April 26, 2026

Restoring What You Damaged

There is forgiveness, and then there is restitution. Walking in freedom often means going back and making things right with the people you wounded along the way.

"Behold, Lord, the half of my goods I give to the poor. And if I have defrauded anyone of anything, I restore it fourfold." — Luke 19:8

Brother — the Zacchaeus story is a curious one for a fight against pornography, until you slow down on it.

A man encounters Jesus. He is forgiven. He is welcomed. He is made new. And his very next move — without anyone asking him — is to make restitution to everyone he has cheated. Not because he was earning his salvation. Because the salvation he received made him want to.

That is a clue.

Real freedom from sexual sin will, in many cases, eventually walk you toward restitution. Not as a precondition for being forgiven. You are already forgiven. As a fruit of being a new man.

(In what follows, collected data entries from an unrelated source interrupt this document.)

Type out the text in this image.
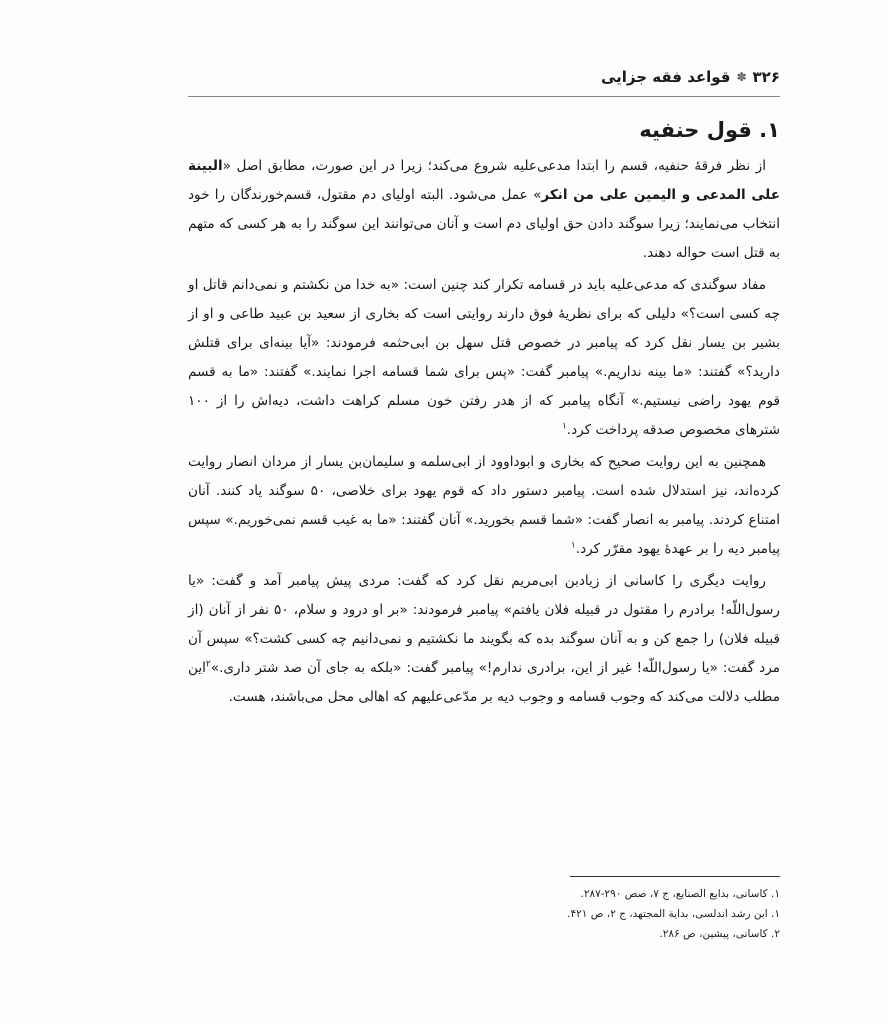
۳۲۶
✽
قواعد فقه جزایی
۱. قول حنفیه

از نظر فرقهٔ حنفیه، قسم را ابتدا مدعی‌علیه شروع می‌کند؛ زیرا در این صورت، مطابق اصل «البینة علی المدعی و الیمین علی من انکر» عمل می‌شود. البته اولیای دم مقتول، قسم‌خورندگان را خود انتخاب می‌نمایند؛ زیرا سوگند دادن حق اولیای دم است و آنان می‌توانند این سوگند را به هر کسی که متهم به قتل است حواله دهند.

مفاد سوگندی که مدعی‌علیه باید در قسامه تکرار کند چنین است: «به خدا من نکشتم و نمی‌دانم قاتل او چه کسی است؟» دلیلی که برای نظریهٔ فوق دارند روایتی است که بخاری از سعید بن عبید طاعی و او از بشیر بن یسار نقل کرد که پیامبر در خصوص قتل سهل بن ابی‌حثمه فرمودند: «آیا بینه‌ای برای قتلش دارید؟» گفتند: «ما بینه نداریم.» پیامبر گفت: «پس برای شما قسامه اجرا نمایند.» گفتند: «ما به قسم قوم یهود راضی نیستیم.» آنگاه پیامبر که از هدر رفتن خون مسلم کراهت داشت، دیه‌اش را از ۱۰۰ شترهای مخصوص صدقه پرداخت کرد.$^۱$

همچنین به این روایت صحیح که بخاری و ابوداوود از ابی‌سلمه و سلیمان‌بن یسار از مردان انصار روایت کرده‌اند، نیز استدلال شده است. پیامبر دستور داد که قوم یهود برای خلاصی، ۵۰ سوگند یاد کنند. آنان امتناع کردند. پیامبر به انصار گفت: «شما قسم بخورید.» آنان گفتند: «ما به غیب قسم نمی‌خوریم.» سپس پیامبر دیه را بر عهدهٔ یهود مقرّر کرد.$^۱$

روایت دیگری را کاسانی از زیادبن ابی‌مریم نقل کرد که گفت: مردی پیش پیامبر آمد و گفت: «یا رسول‌اللّه! برادرم را مقتول در قبیله فلان یافتم» پیامبر فرمودند: «بر او درود و سلام، ۵۰ نفر از آنان (از قبیله فلان) را جمع کن و به آنان سوگند بده که بگویند ما نکشتیم و نمی‌دانیم چه کسی کشت؟» سپس آن مرد گفت: «یا رسول‌اللّه! غیر از این، برادری ندارم!» پیامبر گفت: «بلکه به جای آن صد شتر داری.»$^۲$این مطلب دلالت می‌کند که وجوب قسامه و وجوب دیه بر مدّعی‌علیهم که اهالی محل می‌باشند، هست.

۱. کاسانی، بدایع الصنایع، ج ۷، صص ۲۹۰-۲۸۷.
۱. ابن رشد اندلسی، بدایة المجتهد، ج ۲، ص ۴۲۱.
۲. کاسانی، پیشین، ص ۲۸۶.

What does restitution look like in this fight? It depends. With prayer and with your team's counsel, it may look like:

  • A full disclosure to your wife, in the right setting and at the right time, with a counselor present. Many men in this work eventually do this. Most of us, when we first confess, only confess the easy 30%. There is a 70% your wife does not yet know. Coming to the place where you can tell her the rest — supported by your group, walked through by a counselor — is one of the hardest and most freeing actions in this work.
  • An apology to a wife you injured years ago, even one you are no longer married to. Not for restoration of the relationship. For ownership of what you did.
  • An apology to a woman you used. Often through a brother or counselor first, to discern whether direct contact is wise. Sometimes it is. Sometimes it would re-wound her; in that case, the work is done before God instead.
  • Repayment of money you spent on sites, subscriptions, escorts, gambling. Out of your own income, into your marriage or into the kingdom — by giving the equivalent to ministry that helps the men and women caught in this industry get out.
  • Repair of damaged things in your kids' world. The dad who was emotionally absent for ten years sitting his teenager down and saying "I owe you an apology for the years I checked out, and I want to be present now."

A few rules for restitution:

  • Do not do this alone. The temptation to either dump everything inappropriately, or to skip the work entirely out of fear, is strong. Your team and a counselor see what you cannot.
  • Do not do this for the response. You do not get to control how she receives it. You do not get to decide what restitution will lead to in the relationship. You do the right thing because it is right; God handles the outcome.
  • Some restitution is direct, some is to God alone. Not every wound from twenty years ago needs to be re-opened with the wounded person. The Spirit will guide.
  • Do not delay forever. The brother who decides to "do it eventually" is the brother who does not do it. Set a date. Tell your team the date. Be accountable to it.

Zacchaeus did not negotiate his restitution. He named it the same day. The salvation he received compelled it. The same Spirit is in you, brother. He may be asking you to write a list this week. Listen.